30 Day (ish - look I'm tryinggggg this is still the most blog posts I've done in a month!) Challenge: 5 Pet Peeves

1. Whining about things that are good: These things include but are not limited to whining about travel (ughhh I'm never home! I was just in Europe for two weeks and now I have to go to Asia), over-commitment with things that are awesome (oh fuck, I have an audition and a rehearsal and a callback AND another rehearsal and a staged reading), and why having a boyfriend isn't as good as being single (he bought me dinner AGAIN and all I wanted to do was stay home!). This might actually be my biggest pet peeve at present.

2. People who are not poor who say they are: If you ever openly admit in my presence that you a) don't have a job, b) aren't looking for a job, and c) intend to live off of mommy and daddy's money for as long as humanly possible without contributing at all because you for ANY reason feel that they owe you after the age of 22, the next time I say let's go to dinner if you say you can't because you're broke/it's expensive, I'M GOING TO STAB YOU. I have three jobs and I'm still way below the poverty line. Shut the fuck up, tell your parents thank you, and don't talk to me until you learn ANYTHING about the value of money.

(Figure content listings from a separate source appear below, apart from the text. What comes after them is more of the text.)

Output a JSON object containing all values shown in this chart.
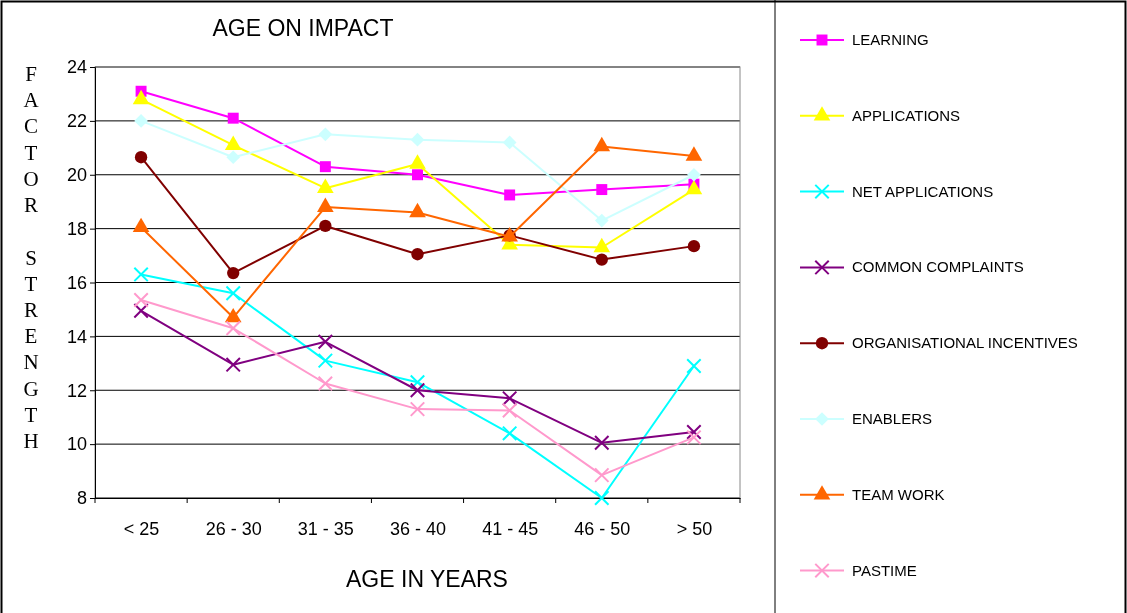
{
  "chart_data": {
    "type": "line",
    "title": "AGE ON IMPACT",
    "xlabel": "AGE IN YEARS",
    "ylabel": "FACTOR STRENGTH",
    "categories": [
      "< 25",
      "26 - 30",
      "31 - 35",
      "36 - 40",
      "41 - 45",
      "46 - 50",
      "> 50"
    ],
    "ylim": [
      8,
      24
    ],
    "yticks": [
      8,
      10,
      12,
      14,
      16,
      18,
      20,
      22,
      24
    ],
    "grid": "y",
    "legend": "right",
    "series": [
      {
        "name": "LEARNING",
        "color": "#ff00ff",
        "marker": "square",
        "values": [
          23.1,
          22.1,
          20.3,
          20.0,
          19.25,
          19.45,
          19.65
        ]
      },
      {
        "name": "APPLICATIONS",
        "color": "#ffff00",
        "marker": "triangle",
        "values": [
          22.8,
          21.1,
          19.5,
          20.4,
          17.4,
          17.3,
          19.45
        ]
      },
      {
        "name": "NET APPLICATIONS",
        "color": "#00ffff",
        "marker": "cross",
        "values": [
          16.3,
          15.6,
          13.1,
          12.3,
          10.4,
          8.0,
          12.9
        ]
      },
      {
        "name": "COMMON COMPLAINTS",
        "color": "#800080",
        "marker": "cross",
        "values": [
          14.95,
          12.95,
          13.8,
          12.0,
          11.7,
          10.05,
          10.45
        ]
      },
      {
        "name": "ORGANISATIONAL INCENTIVES",
        "color": "#800000",
        "marker": "circle",
        "values": [
          20.65,
          16.35,
          18.1,
          17.05,
          17.75,
          16.85,
          17.35
        ]
      },
      {
        "name": "ENABLERS",
        "color": "#ccffff",
        "marker": "diamond",
        "values": [
          22.0,
          20.65,
          21.5,
          21.3,
          21.2,
          18.3,
          20.0
        ]
      },
      {
        "name": "TEAM WORK",
        "color": "#ff6600",
        "marker": "triangle",
        "values": [
          18.05,
          14.7,
          18.8,
          18.6,
          17.7,
          21.05,
          20.7
        ]
      },
      {
        "name": "PASTIME",
        "color": "#ff99cc",
        "marker": "cross",
        "values": [
          15.35,
          14.3,
          12.25,
          11.3,
          11.25,
          8.85,
          10.25
        ]
      }
    ]
  }
}
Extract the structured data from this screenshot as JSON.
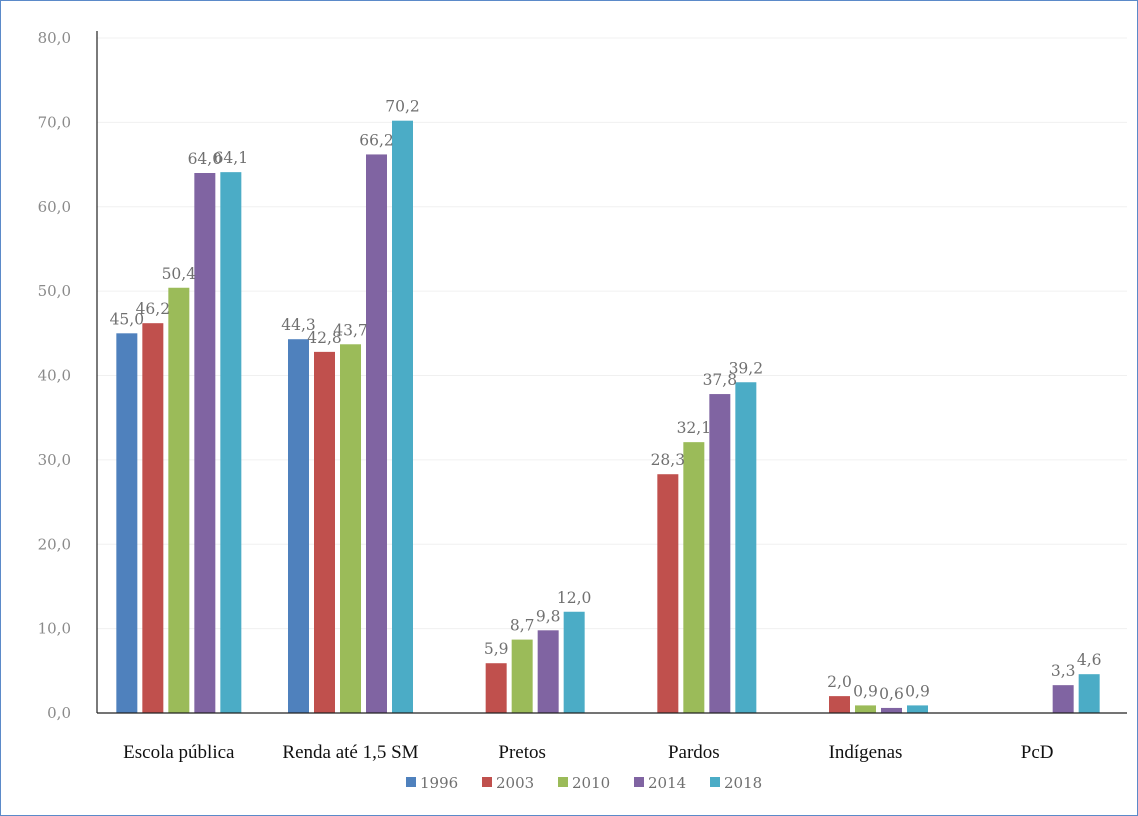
{
  "chart_data": {
    "type": "bar",
    "categories": [
      "Escola pública",
      "Renda até 1,5 SM",
      "Pretos",
      "Pardos",
      "Indígenas",
      "PcD"
    ],
    "ylim": [
      0,
      80
    ],
    "yticks": [
      "0,0",
      "10,0",
      "20,0",
      "30,0",
      "40,0",
      "50,0",
      "60,0",
      "70,0",
      "80,0"
    ],
    "grid": true,
    "legend_position": "bottom",
    "series": [
      {
        "name": "1996",
        "color": "#4f81bd",
        "values": [
          45.0,
          44.3,
          null,
          null,
          null,
          null
        ],
        "labels": [
          "45,0",
          "44,3",
          "",
          "",
          "",
          ""
        ]
      },
      {
        "name": "2003",
        "color": "#c0504d",
        "values": [
          46.2,
          42.8,
          5.9,
          28.3,
          2.0,
          null
        ],
        "labels": [
          "46,2",
          "42,8",
          "5,9",
          "28,3",
          "2,0",
          ""
        ]
      },
      {
        "name": "2010",
        "color": "#9bbb59",
        "values": [
          50.4,
          43.7,
          8.7,
          32.1,
          0.9,
          null
        ],
        "labels": [
          "50,4",
          "43,7",
          "8,7",
          "32,1",
          "0,9",
          ""
        ]
      },
      {
        "name": "2014",
        "color": "#8064a2",
        "values": [
          64.0,
          66.2,
          9.8,
          37.8,
          0.6,
          3.3
        ],
        "labels": [
          "64,0",
          "66,2",
          "9,8",
          "37,8",
          "0,6",
          "3,3"
        ]
      },
      {
        "name": "2018",
        "color": "#4bacc6",
        "values": [
          64.1,
          70.2,
          12.0,
          39.2,
          0.9,
          4.6
        ],
        "labels": [
          "64,1",
          "70,2",
          "12,0",
          "39,2",
          "0,9",
          "4,6"
        ]
      }
    ]
  }
}
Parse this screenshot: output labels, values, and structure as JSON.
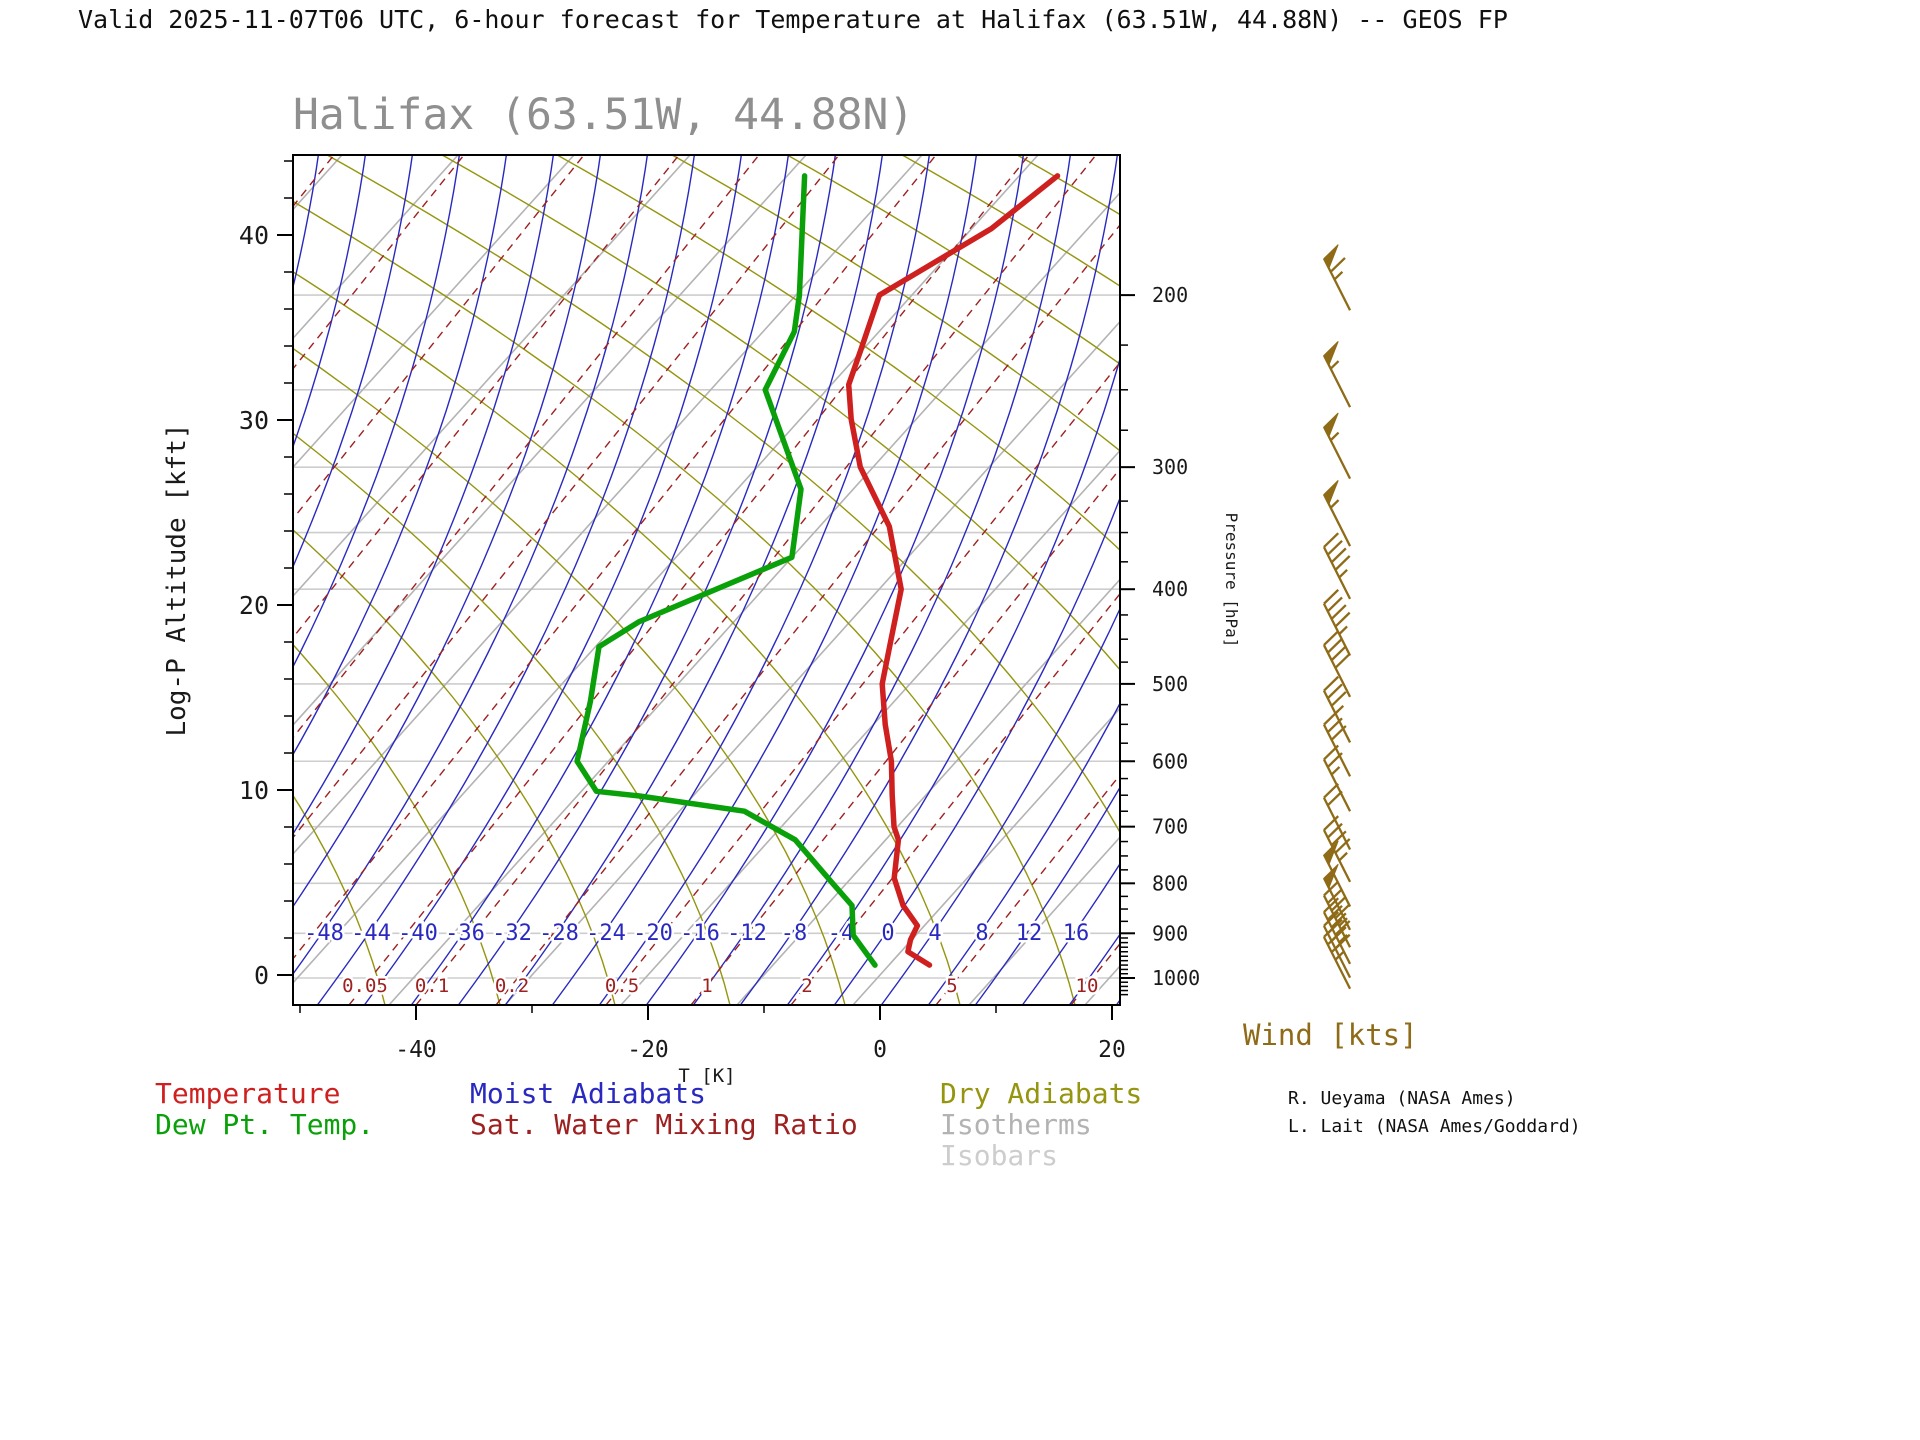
{
  "header": {
    "title": "Valid 2025-11-07T06 UTC, 6-hour forecast for Temperature at Halifax (63.51W, 44.88N) -- GEOS FP"
  },
  "chart": {
    "title": "Halifax (63.51W, 44.88N)"
  },
  "legend": {
    "temperature": "Temperature",
    "dewpoint": "Dew Pt. Temp.",
    "moist_adiabats": "Moist Adiabats",
    "mixing_ratio": "Sat. Water Mixing Ratio",
    "dry_adiabats": "Dry Adiabats",
    "isotherms": "Isotherms",
    "isobars": "Isobars"
  },
  "wind_label": "Wind [kts]",
  "credits": [
    "R. Ueyama (NASA Ames)",
    "L. Lait (NASA Ames/Goddard)"
  ],
  "colors": {
    "temperature": "#cf2020",
    "dewpoint": "#0aa00a",
    "moist_adiabat": "#2929c0",
    "mixing_ratio": "#9e2121",
    "dry_adiabat": "#95950f",
    "isotherm": "#b3b3b3",
    "isobar": "#cdcdcd",
    "wind": "#8f6b17",
    "axis_text": "#1a1a1a",
    "title_gray": "#8f8f8f"
  },
  "chart_data": {
    "type": "skewt-logp",
    "title": "Halifax (63.51W, 44.88N)",
    "x_axis": {
      "label": "T [K]",
      "ticks": [
        -40,
        -20,
        0,
        20
      ]
    },
    "y_axis_left": {
      "label": "Log-P Altitude [kft]",
      "ticks": [
        0,
        10,
        20,
        30,
        40
      ]
    },
    "y_axis_right": {
      "label": "Pressure [hPa]",
      "ticks": [
        200,
        300,
        400,
        500,
        600,
        700,
        800,
        900,
        1000
      ]
    },
    "isobar_levels": [
      200,
      250,
      300,
      350,
      400,
      500,
      600,
      700,
      800,
      900,
      1000
    ],
    "isotherm_line_labels": [
      -48,
      -44,
      -40,
      -36,
      -32,
      -28,
      -24,
      -20,
      -16,
      -12,
      -8,
      -4,
      0,
      4,
      8,
      12,
      16
    ],
    "mixing_ratio_line_labels": [
      "0.05",
      "0.1",
      "0.2",
      "0.5",
      "1",
      "2",
      "5",
      "10"
    ],
    "temperature_profile": [
      {
        "p": 970,
        "t": 3.5
      },
      {
        "p": 940,
        "t": 0.6
      },
      {
        "p": 914,
        "t": -0.1
      },
      {
        "p": 884,
        "t": -0.6
      },
      {
        "p": 843,
        "t": -3.4
      },
      {
        "p": 790,
        "t": -6.3
      },
      {
        "p": 722,
        "t": -8.9
      },
      {
        "p": 700,
        "t": -10.3
      },
      {
        "p": 650,
        "t": -12.9
      },
      {
        "p": 600,
        "t": -15.6
      },
      {
        "p": 550,
        "t": -19.0
      },
      {
        "p": 500,
        "t": -22.4
      },
      {
        "p": 450,
        "t": -25.1
      },
      {
        "p": 400,
        "t": -28.1
      },
      {
        "p": 345,
        "t": -34.0
      },
      {
        "p": 300,
        "t": -41.1
      },
      {
        "p": 268,
        "t": -45.6
      },
      {
        "p": 247,
        "t": -48.5
      },
      {
        "p": 227,
        "t": -50.2
      },
      {
        "p": 200,
        "t": -52.8
      },
      {
        "p": 171,
        "t": -48.3
      },
      {
        "p": 151,
        "t": -46.7
      }
    ],
    "dewpoint_profile": [
      {
        "p": 970,
        "t": -1.2
      },
      {
        "p": 904,
        "t": -5.4
      },
      {
        "p": 843,
        "t": -7.8
      },
      {
        "p": 800,
        "t": -11.2
      },
      {
        "p": 722,
        "t": -17.8
      },
      {
        "p": 675,
        "t": -24.4
      },
      {
        "p": 651,
        "t": -34.7
      },
      {
        "p": 644,
        "t": -38.7
      },
      {
        "p": 600,
        "t": -42.7
      },
      {
        "p": 521,
        "t": -46.2
      },
      {
        "p": 458,
        "t": -49.7
      },
      {
        "p": 432,
        "t": -48.2
      },
      {
        "p": 371,
        "t": -40.0
      },
      {
        "p": 316,
        "t": -44.5
      },
      {
        "p": 300,
        "t": -46.9
      },
      {
        "p": 250,
        "t": -55.3
      },
      {
        "p": 218,
        "t": -57.3
      },
      {
        "p": 200,
        "t": -59.7
      },
      {
        "p": 151,
        "t": -68.5
      }
    ],
    "wind_barbs": [
      {
        "p": 195,
        "kts": 65
      },
      {
        "p": 245,
        "kts": 55
      },
      {
        "p": 290,
        "kts": 55
      },
      {
        "p": 340,
        "kts": 55
      },
      {
        "p": 385,
        "kts": 45
      },
      {
        "p": 440,
        "kts": 45
      },
      {
        "p": 485,
        "kts": 40
      },
      {
        "p": 540,
        "kts": 35
      },
      {
        "p": 585,
        "kts": 30
      },
      {
        "p": 635,
        "kts": 25
      },
      {
        "p": 695,
        "kts": 20
      },
      {
        "p": 750,
        "kts": 45
      },
      {
        "p": 795,
        "kts": 50
      },
      {
        "p": 840,
        "kts": 50
      },
      {
        "p": 875,
        "kts": 45
      },
      {
        "p": 910,
        "kts": 45
      },
      {
        "p": 940,
        "kts": 40
      },
      {
        "p": 965,
        "kts": 35
      }
    ]
  }
}
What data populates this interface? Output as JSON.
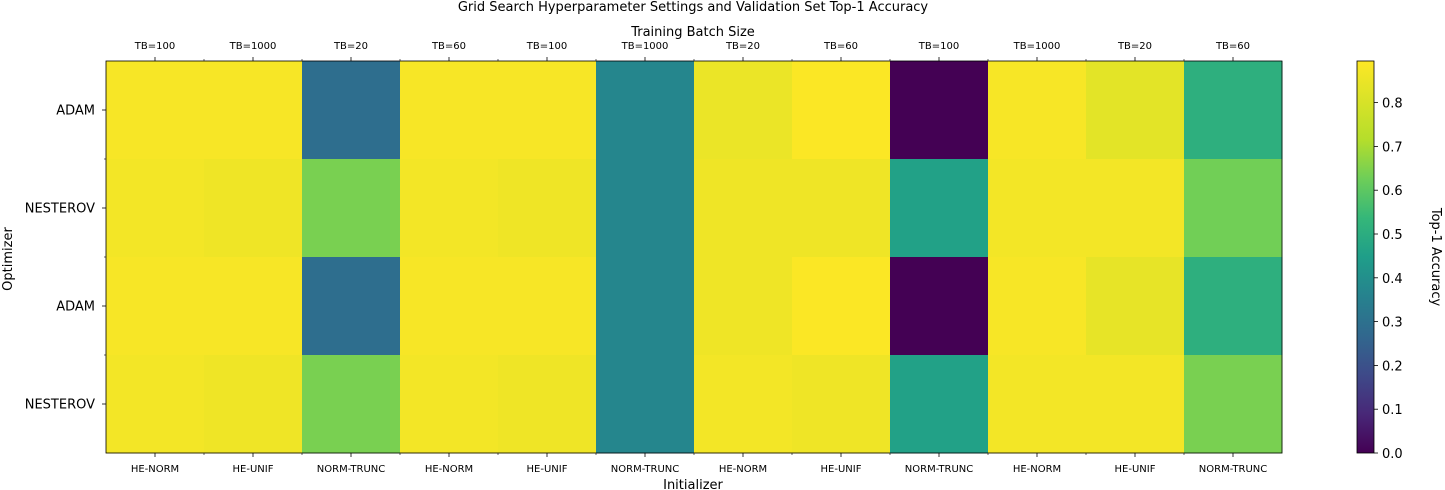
{
  "chart_data": {
    "type": "heatmap",
    "title": "Grid Search Hyperparameter Settings and Validation Set Top-1 Accuracy",
    "xlabel": "Initializer",
    "x2label": "Training Batch Size",
    "ylabel": "Optimizer",
    "colorbar_label": "Top-1 Accuracy",
    "colormap": "viridis",
    "vlim": [
      0.0,
      0.895
    ],
    "colorbar_ticks": [
      "0.0",
      "0.1",
      "0.2",
      "0.3",
      "0.4",
      "0.5",
      "0.6",
      "0.7",
      "0.8"
    ],
    "x_categories": [
      "HE-NORM",
      "HE-UNIF",
      "NORM-TRUNC",
      "HE-NORM",
      "HE-UNIF",
      "NORM-TRUNC",
      "HE-NORM",
      "HE-UNIF",
      "NORM-TRUNC",
      "HE-NORM",
      "HE-UNIF",
      "NORM-TRUNC"
    ],
    "x2_categories": [
      "TB=100",
      "TB=1000",
      "TB=20",
      "TB=60",
      "TB=100",
      "TB=1000",
      "TB=20",
      "TB=60",
      "TB=100",
      "TB=1000",
      "TB=20",
      "TB=60"
    ],
    "y_categories": [
      "ADAM",
      "NESTEROV",
      "ADAM",
      "NESTEROV"
    ],
    "values": [
      [
        0.88,
        0.88,
        0.29,
        0.88,
        0.88,
        0.37,
        0.85,
        0.89,
        0.0,
        0.88,
        0.83,
        0.51
      ],
      [
        0.87,
        0.86,
        0.64,
        0.87,
        0.86,
        0.37,
        0.86,
        0.86,
        0.46,
        0.87,
        0.87,
        0.63
      ],
      [
        0.88,
        0.88,
        0.29,
        0.88,
        0.88,
        0.37,
        0.86,
        0.89,
        0.0,
        0.88,
        0.84,
        0.51
      ],
      [
        0.87,
        0.86,
        0.64,
        0.87,
        0.86,
        0.37,
        0.87,
        0.86,
        0.46,
        0.87,
        0.87,
        0.64
      ]
    ]
  }
}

3. Reading over my shoulder: A simple classic. Please. It gives me the heebie jeebies. I admit that I have an unreasonably high personal space boundary, but really. Just ask - I'll give you the book/magazine/newspaper or turn my computer your way.

4. Poor grammar: Another simple classic. Your and you're? Not the same. Ditto there, their, and they're. See again it's and its. Don't get me started on comma usage or incorrect plurality.

5. Being asked why I don't have a boyfriend: Dear men everywhere - asking me why I don't have a boyfriend in that bewildered, "you're so great" way is not flattering, it's annoying. It does NOT make me want to smile demurely or laugh or bat my eyelashes or flirt. It makes me want to say "I don't fucking know, so you'd better tell me what it is about me that strikes you as undateable" and then stalk away in my most enraged but still appealing way. This goes double if you and I have ever engaged in any sort of... flirtation and triple if we've ever actually dated but you're curious as to why I'm still single now.

[6. Honorable mention -the word moist. Seriously, my hatred of this word is so well known that people will say "that word you don't like" rather than say moist in my presence.]